Apple did warn me that unsending might not work on older versions but not that my attempted edit would look so clumsy.
Screenshot by Nathan Edwards / The Verge

But on any Apple device not running on the public beta — which is, statistically, all of them — unsent messages just hang out there, sent. And if you edit a message, as opposed to deleting it and sending another one, Apple leaves the original message intact and sends a second message with your edits, which it wraps in quotes and prefaces with the words “Edited to:” within the message, as if you had typed it yourself. This is confusing and potentially embarrassing, and the sender is none the wiser — unless they happen to look at the conversation on one of their older devices.

To be fair, Apple does warn you after you delete a message that it might not work on devices that aren’t running the latest software, but there’s nothing in the UI to indicate that editing a message is the equivalent of running a correction in tomorrow’s paper.

There are plenty of good reasons to recall a message after you’ve sent it: embarrassing typos, wayward auto-correct, messages sent to the wrong person, even just deciding that your first attempt came off a little bit rude. (Sorry, Mitchell.) Slack and Discord already let you edit messages, and WhatsApp, Viber, and Signal, among others, let you delete sent messages — though none of them is the default messaging app for half the smartphones in the country. For most people, it’s a way to avoid gaffes and smooth out social interactions, nothing more.

But unsending and editing have more nefarious uses.

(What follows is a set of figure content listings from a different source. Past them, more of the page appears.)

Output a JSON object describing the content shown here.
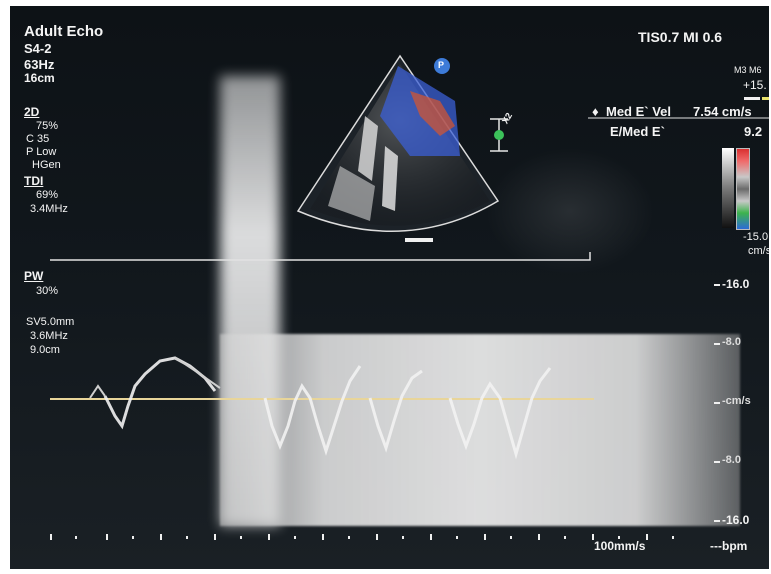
{
  "header": {
    "mode_title": "Adult Echo",
    "probe": "S4-2",
    "frame_rate": "63Hz",
    "depth": "16cm",
    "tis_mi": "TIS0.7  MI 0.6"
  },
  "params_2d": {
    "label": "2D",
    "gain": "75%",
    "compress": "C 35",
    "power": "P Low",
    "freq": "HGen"
  },
  "params_tdi": {
    "label": "TDI",
    "gain": "69%",
    "freq": "3.4MHz"
  },
  "params_pw": {
    "label": "PW",
    "gain": "30%",
    "sample_volume": "SV5.0mm",
    "freq": "3.6MHz",
    "depth": "9.0cm"
  },
  "measurements": {
    "m_labels": "M3 M6",
    "scale_top": "+15.",
    "med_e_vel_label": "Med E` Vel",
    "med_e_vel_value": "7.54 cm/s",
    "e_med_e_label": "E/Med E`",
    "e_med_e_value": "9.2",
    "scale_bottom": "-15.0",
    "scale_unit": "cm/s"
  },
  "doppler_scale": {
    "top": "-16.0",
    "upper_mid": "-8.0",
    "zero": "-cm/s",
    "lower_mid": "-8.0",
    "bottom": "-16.0"
  },
  "footer": {
    "sweep_speed": "100mm/s",
    "heart_rate": "---bpm"
  },
  "icons": {
    "probe_marker": "P",
    "zoom_label": "X2"
  },
  "colors": {
    "background": "#11171c",
    "text": "#f4f4f4",
    "color_flow_red": "#d9562c",
    "color_flow_blue": "#3b5fd4",
    "marker_blue": "#3d7bd8",
    "marker_green": "#3cc25a",
    "baseline": "#e8d59a"
  }
}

Victims’ rights organizations have spoken out about the potential for abuse and gaslighting — editing messages to look innocuous after they’ve been read, sending unsolicited graphic images and then unsending them, and generally making it harder for their victims to keep evidence of the misdeeds. “Manipulation of edit and unsend features will fit neatly within any power and control dynamic by allowing a bad actor to reach into a victim’s device and make changes without consent,” Adam Dodge, CEO of EndTAB — which trains organizations to help address and prevent online abuse — tells The Verge. “And a lot of damage can be done in a 15-minute window.” Dodge added that he’d spoken with judges concerned that it would “wreak havoc” with the admissibility of iMessage screenshots in court.

Right now, editing and unsending are only available to the vanishingly small percentage of Apple users enrolled in the public betas. But this fall, they’ll roll out to everyone on an iPhone 8 or newer, which is a sizable chunk of the entire US smartphone market.

If you don’t like the idea of people being able to edit or retract messages on your phone’s default messaging app, should you just avoid the iOS 16 update? That’s not a great option either, as Dodge explains:

It’s certainly an option, but I think this puts an unfair burden on victims. iOS updates improve device performance and protect users from new threats. Keeping an older iOS version means asking victims to endure other disadvantages and risks just to stay safe. I’m more in favor of an opt-in feature that lets users choose to allow editing and un-sending messages on their device, similar to read receipts.

With several months to go before the new operating systems officially roll out, there may still be time for Apple to make editing and unsending opt-in features, like Dodge suggests. People who want the features can enable them. Or they can use another messaging app like Signal, which lets you send view-once and auto-deleting messages. It even works on Android.